Let us now look back at our example code. A typical :note-style metadata is descriptive label of a column. We used "label" key for it. Now we made a "sum" metadata to have style :default. Someone might have wanted to store the sum information for easy access later. However, such metadata should not be propagated under any transformation of a data frame as it might potentially be invalidated, so we made its style :default.

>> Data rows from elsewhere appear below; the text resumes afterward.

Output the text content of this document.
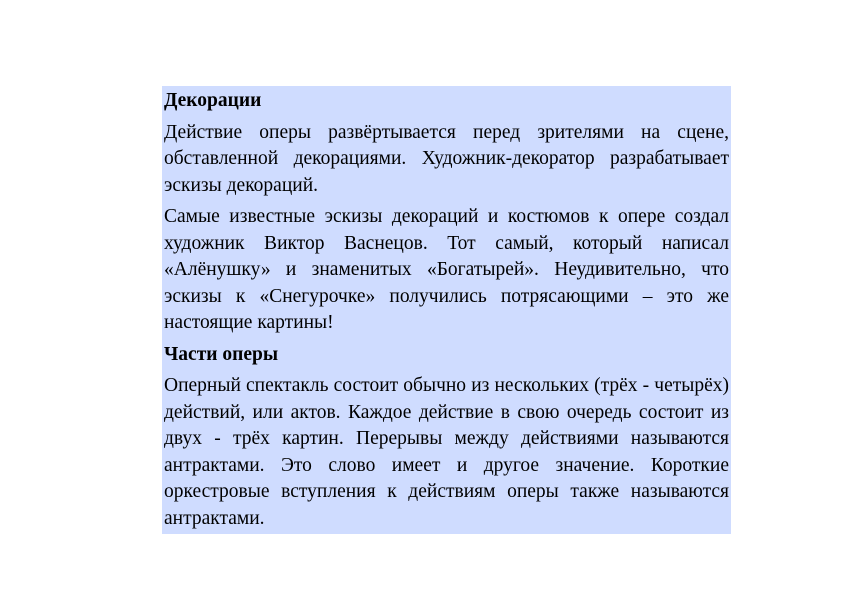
Декорации

Действие оперы развёртывается перед зрителями на сцене, обставленной декорациями. Художник-декоратор разрабатывает эскизы декораций.

Самые известные эскизы декораций и костюмов к опере создал художник Виктор Васнецов. Тот самый, который написал «Алёнушку» и знаменитых «Богатырей». Неудивительно, что эскизы к «Снегурочке» получились потрясающими – это же настоящие картины!

Части оперы

Оперный спектакль состоит обычно из нескольких (трёх - четырёх) действий, или актов. Каждое действие в свою очередь состоит из двух - трёх картин. Перерывы между действиями называются антрактами. Это слово имеет и другое значение. Короткие оркестровые вступления к действиям оперы также называются антрактами.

If you ask why such metadata might be useful have a look at this example:

julia> show(df, header=colmetadata.(Ref(df), names(df), "label"))
3×2 DataFrame
Row │ Yearly sales in USD  Fiscal year (ending on June 30)
─────┼──────────────────────────────────────────────────────
1 │                 1.2                             2001
2 │                 3.4                             2002
3 │                 2.1                             2003


Note that we have substituted column names (which might be not clear for end users) with descriptive labels.

The metadata propagation rules work nice and will help you documenting your data frame assuming that you follow the first principle: do not use a single column name to store different information.

# Every transformation should be a function with a name

The principle to define named functions for transformations, combined with the principle of single name for single meaning, is a core of operation specification syntax in DataFrames.jl.

Consider the following example code:

julia> usd2¢(x) = 100x
usd2¢ (generic function with 1 method)

julia> transform(df, :sales => usd2¢)
3×3 DataFrame
Row │ sales    year   sales_usd2¢
│ Float64  Int64  Float64
─────┼─────────────────────────────
1 │     1.2   2001        120.0
2 │     3.4   2002        340.0
3 │     2.1   2003        210.0


Note that the auto-generated column name sales_usd2¢ gives us information about a source column and transformation function applied to it. Of course you could use a custom output name. However, using automatically generated column name, assuming that you pass a names function as a transformation, has a big benefit that it helps in automatic visual documentation of the transformation applied to data (and looking up the code of the transformation function used). This is a big feature if you work with hundreds or thousands of columns.

As with the previous principle this works if you follow a simple rule - define transformations you want to apply as functions with a name.

# Conclusions

In this post I have highlighted two principles that are useful when implementing complex data transformation jobs:

• if you use some column name it should have a single meaning;
• every transformation should be a function with a name.

DataFrames.jl was designed to work nicely if you want to follow these rules, as I have tried to explain in this post. However, nothing is carved in stone in DataFrames.jl. You can write your code whatever way you want and nothing is forced on the user. This is especially important in quick-and-dirty one time interactive sessions, where users want flexibility.